Should our kids have busier lives
than we do?
Written by: Elizabet McMunn-Tetangco
Kathy Diaz, a Merced mom of a 7-year-old son and a 3 1/2 -half year old daughter, wakes up every day and does whatever she and her kids feel like doing – at least as long as it isn’t a school day.
“I just want them to have fun and not be tied down,” she explains, “and I notice that this way they’re best friends. They know each other better and they rely on each other.”
Though Diaz’s kids do participate in a few activities, like soccer and swim class, she tries hard not to let regularly scheduled routines direct her children’s lives.
Sam Rocci, mom to 10- year-old twin boys and a 7- year-old daughter, has quite a different experience. “During the school year last year it was insane,” she says. “The kids would get out at 2:20, honor choir kept at least one after school until 3:30, the same with chess club on another day. Theater classes started at 4 and would go until 6:30 between the three kids, so homework was done in the lobby of the theater. Depending on whether there was a show in production – rehearsals from 7-9 – or baseball game – over at 8 – our days did not end until between 8:30 and 9:00. We still managed to sit down for dinner together almost every night, a non-negotiable in my book.”

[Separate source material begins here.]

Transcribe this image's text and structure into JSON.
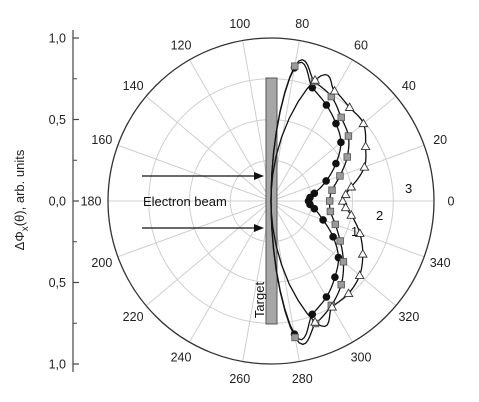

Two different moms, two different lives, two different sets of kids. In today’s world of hyper-competition from before birth until adulthood, though, it’s hard not to wonder: Is one of these families doing it better? Should children adhere strictly to a regular routine of predetermined classes and activities, or should we, as Diaz prefers, let them do their own thing?
“There is a point when it’s too much, but the problem is that it’s different for each child,” says Adventist Health pediatrician Dr. Michael Gage. “In one family, one child can be in gymnastics and football and swimming and be fine. Another child can have one activity and have it be enough.” This means that, as with so many other parenting issues faced by families today, the rules aren’t hard and fast – and they rely on a parent’s knowledge of his or her child. “The real question for parents to ask is why are we considering these activities,” Gage says. “If it’s ‘cause the neighbors are doing it,’ it’s probably not a good reason. Interest and motivation from the child are what should matter.”